António Júlio Estácio

Não esquecendo o passado e recordando o ambiente em que nos criamos, permitam-me que, nesta quadra festiva, vos saúde como era hábito fazer-se na Guiné.

Com um abraço e votos de Festas Felizes, sobretudo com muita saúde 

António J. Estácio

Natal (antigo) na Guiné

Outrora e até o início dos anos 70 do séc. XX, era frequente, nas noites de 24 e 31 de Dezembro, as ruas da cidade de Bissau serem percorridas por grupos de jovens guineenses, oriundos dos bairros periféricos, que transportavam interessantes réplicas de igrejas e capelas.

Eram as chamadas “Capelinhas”.

Feitas numa estrutura de madeira muito leve, vulgarmente denominada por “tara” (Raphia sp.

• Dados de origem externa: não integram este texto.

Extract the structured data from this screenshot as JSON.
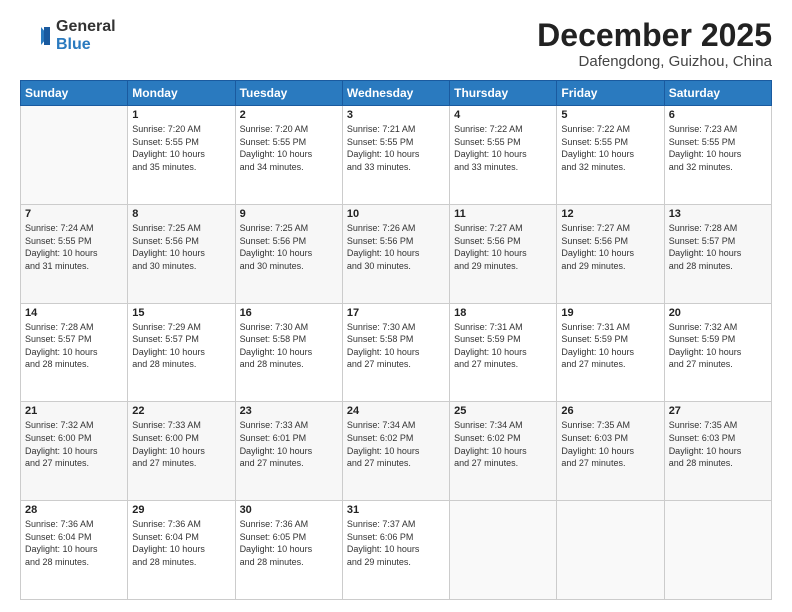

Exsicc. Esp. Santo 766), apresentavam-se forradas a papel de seda, contendo, no seu interior, várias pagelas de santos e, ao centro, um coto de vela que, no breu da noite, as iluminava, conferindo ao conjunto um aspecto de particular carinho e ternura.

Os grupos de miúdos percorriam as ruas de Bissau, cantando, de casa em casa, saudando em crioulo e a troco de 5 tostões (1) os moradores com a seguinte cantilena:

                          I

"S. José, sagrado e Nha Maria,
Ai quando foi, quando foi, para Bélém,
A resgatar Menino di Jesus,
L’ ao pé, l’ ao pé da Santa Cruz.

                          II

Adório o mistério, sobrinho de minha alma,
Sobrinho de minha alma, do o Senhor,
Todo o doce encanto, todo reminado,
Todo o doce encanto, sempre a chorar.
Ai, ai, ai, ai, de vez em quando, sempre a chorar.

                           III

A Angelina, a Angelina qui já moreu
Si não podia confessar senão do Papa,
Senão do Papa, se não do Bispo se confessou
Para pédir Boas Festas, boas almas.

                           IV

Adório o mistério, sobrinho de minha alma,
Sobrinho de minha alma, do o Senhor,
... ... ... ... ... ... ... ... ... . ...."

Eram, sequencialmente, acompanhados pelos famosos bonecos, tipo espantalhos feitos de papelão, presos numa cana ou pequena haste de madeira, com os braços e pernas articulados, graças a um sistema de cordéis interligados, nas costas, dos referidos bonecos.

Eram conhecidos pela designação de “Quincões”. Os garotos accionavam-nos freneticamente na repetitiva ladainha, que assim dizia:

Quincon, quincon,   

Cabeça de com (2),

Quincom, quincom,

Rabada de com. 

Hoje, quanto sei, a tradição não existe, mas perdura no coração de muitos de nós.

 

 

 

 

Ao lado, uma capelinha e um quincon.

(1) A que, em crioulo, designavam por “dôs xelins”, ou seja dois xelins.